During his tenure Henry has overseen major computer crime and cybersecurity investigations that have spanned the globe from denial-of-service attacks (malicious commands that flood sites and  networks with requests for information, making the networks and websites unavailable to computer users), to major bank breaches. In recent years cyber cases have taken on increasing complexity with major intrusions into Google, the IMF, the RSA corporation and NASDAQ along with major hacking breaches by "hacktivist" groups such as Anonymous and Lulzsec.

Earlier this week the FBI arrested members of Anonymous and disclosed that a top leader in the group Lulzsec had been working as an FBI informant.

"I believe the cyber threat is an existential one, meaning that a major cyber attack could potentially wipe out whole companies. It could shut down our electric grid or water supply. It could cause serious damage to parts of our cities, and ultimately even kill people," Henry said in an October 2011 speech in Baltimore.

"While it may sound alarmist, the threat is incredibly real, and intrusions into corporate networks, personal computers, and government systems are occurring every single day by the thousands," Henry said.

Henry served as the assistant director of the FBI's cyber division from 2008 to 2010, when he was then promoted to assistant director in charge of the FBI's Washington field office. (Henry had begun his career in the FBI as a special agent in the Washington field office in 1989.) After serving as the head of the Washington field office for less than a year, Henry was pulled back to headquarters by  FBI director Robert Mueller to be the executive assistant director of the Criminal, Cyber, Response, and Services Branch.

Last fall Henry highlighted the damage a cyber attack had on a major high-tech firm.
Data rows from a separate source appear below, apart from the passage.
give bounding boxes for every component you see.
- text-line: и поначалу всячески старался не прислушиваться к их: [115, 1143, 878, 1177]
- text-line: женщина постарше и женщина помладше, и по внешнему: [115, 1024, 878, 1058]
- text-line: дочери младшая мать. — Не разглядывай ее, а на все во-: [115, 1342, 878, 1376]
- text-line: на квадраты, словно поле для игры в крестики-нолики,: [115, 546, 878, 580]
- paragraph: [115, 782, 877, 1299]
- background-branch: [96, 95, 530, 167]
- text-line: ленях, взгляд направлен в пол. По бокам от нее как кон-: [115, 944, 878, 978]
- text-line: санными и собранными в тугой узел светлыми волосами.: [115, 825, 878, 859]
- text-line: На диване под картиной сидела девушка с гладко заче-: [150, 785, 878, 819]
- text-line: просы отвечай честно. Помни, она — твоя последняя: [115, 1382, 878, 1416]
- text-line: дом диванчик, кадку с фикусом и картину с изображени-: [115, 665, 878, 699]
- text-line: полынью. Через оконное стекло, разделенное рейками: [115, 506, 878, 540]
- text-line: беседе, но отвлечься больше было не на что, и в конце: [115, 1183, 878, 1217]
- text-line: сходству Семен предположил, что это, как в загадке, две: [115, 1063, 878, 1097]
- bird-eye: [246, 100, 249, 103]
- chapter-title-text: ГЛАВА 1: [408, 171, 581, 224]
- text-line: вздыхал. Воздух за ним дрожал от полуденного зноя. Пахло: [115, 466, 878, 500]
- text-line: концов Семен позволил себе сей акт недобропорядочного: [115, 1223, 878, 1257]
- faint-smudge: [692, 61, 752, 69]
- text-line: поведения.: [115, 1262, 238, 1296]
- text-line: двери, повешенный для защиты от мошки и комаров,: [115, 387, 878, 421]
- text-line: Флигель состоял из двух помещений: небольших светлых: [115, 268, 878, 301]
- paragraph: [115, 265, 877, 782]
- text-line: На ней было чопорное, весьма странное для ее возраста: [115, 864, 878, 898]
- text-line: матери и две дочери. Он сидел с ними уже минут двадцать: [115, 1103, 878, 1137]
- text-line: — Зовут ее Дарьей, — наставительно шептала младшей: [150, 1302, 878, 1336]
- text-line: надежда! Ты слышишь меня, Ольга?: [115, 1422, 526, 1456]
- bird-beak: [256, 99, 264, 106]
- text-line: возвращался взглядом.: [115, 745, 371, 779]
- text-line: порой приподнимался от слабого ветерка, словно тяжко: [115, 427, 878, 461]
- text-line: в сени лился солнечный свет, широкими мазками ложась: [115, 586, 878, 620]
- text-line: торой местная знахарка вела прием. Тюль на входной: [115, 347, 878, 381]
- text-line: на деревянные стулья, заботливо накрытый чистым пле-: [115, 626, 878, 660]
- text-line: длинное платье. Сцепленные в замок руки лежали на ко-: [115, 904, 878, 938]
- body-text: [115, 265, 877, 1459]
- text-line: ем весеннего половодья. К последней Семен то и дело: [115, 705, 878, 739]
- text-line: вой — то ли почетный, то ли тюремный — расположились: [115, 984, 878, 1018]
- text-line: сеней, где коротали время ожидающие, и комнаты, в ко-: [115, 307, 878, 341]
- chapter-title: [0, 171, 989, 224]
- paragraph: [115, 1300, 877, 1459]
"One company that was recently the victim of an intrusion determined it had lost 10 years' worth of research and development, valued at $1 billion, virtually overnight," Henry said in the October Baltimore speech.

In the same speech Henry discussed the possibility of creating an alternate closed internet for financial and critical infrastructure systems. "Under the current Internet structure, we can't tech our way out of the cyber threat."

Henry will be taking a job in the private sector but FBI officials would not disclose where he was heading.